IG Metall bricht Tarifverhandlung ab/Arbeitgeber kündigen Klage gegen Streiks an

IG Metall bricht Tarifverhandlung ab/Arbeitgeber kündigen Klage gegen Streiks an

IG Metall bricht Tarifverhandlung ab/Arbeitgeber kündigen Klage gegen Streiks an

Die fünfte Runde der Tarifverhandlungen in der Metall-und Elektro-Industrie in Baden-Württemberg sind heute nach mehr als 16-stündiger Verhandlung ohne Ergebnis zu Ende gegangen.
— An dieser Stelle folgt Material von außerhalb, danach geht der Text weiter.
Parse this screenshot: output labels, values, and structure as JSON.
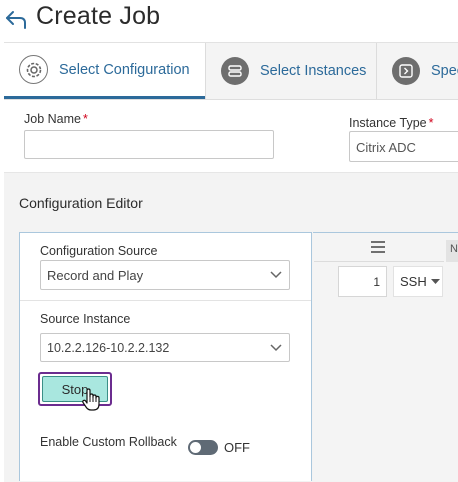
{
  "page": {
    "title": "Create Job"
  },
  "steps": [
    {
      "label": "Select Configuration",
      "icon": "gear-icon",
      "active": true
    },
    {
      "label": "Select Instances",
      "icon": "instances-icon",
      "active": false
    },
    {
      "label": "Spec",
      "icon": "specify-icon",
      "active": false
    }
  ],
  "form": {
    "job_name": {
      "label": "Job Name",
      "required_mark": "*",
      "value": ""
    },
    "instance_type": {
      "label": "Instance Type",
      "required_mark": "*",
      "value": "Citrix ADC"
    }
  },
  "editor": {
    "title": "Configuration Editor",
    "config_source": {
      "label": "Configuration Source",
      "value": "Record and Play"
    },
    "source_instance": {
      "label": "Source Instance",
      "value": "10.2.2.126-10.2.2.132"
    },
    "stop_label": "Stop",
    "rollback": {
      "label": "Enable Custom Rollback",
      "state": "OFF"
    }
  },
  "right_panel": {
    "tab_label": "N",
    "line_number": "1",
    "protocol": "SSH"
  },
  "colors": {
    "accent": "#2c6a9a",
    "stop_fill": "#a9e7df",
    "focus_ring": "#6b2c8f",
    "required": "#d0021b"
  }
}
"Wir haben intensiv verhandelt, und wir haben der IG Metall alle möglichen Brücken gebaut, um zu einer für beide Seiten akzeptablen Einigung zu kommen", erklärte Gesamtmetall-Präsident Dr. Rainer Dulger. "Leider hat die IG Metall mit einer massiven Ausweitung ihrer Forderungen und einem damit verbundenen Ultimatum deutlich werden lassen, dass sie von Anfang an keinerlei Interesse an einem Kompromiss hatte."

Dulger verwies darauf, dass mit der Entscheidung des IG-Metall-Vorstands, ab der kommenden Woche Streiks durchzuführen, der Beschluss des Gesamtmetall-Vorstands in Kraft tritt, wonach die M+E-Verbände am Montag Klage gegen die rechtswidrigen Streiks der IG Metall einreichen werden. 

Pressestatement Dr. Rainer Dulger:

Meine Damen und Herren,

hinter uns liegt nicht nur eine lange Nacht, hinter uns liegen anstrengende Wochen und Monate.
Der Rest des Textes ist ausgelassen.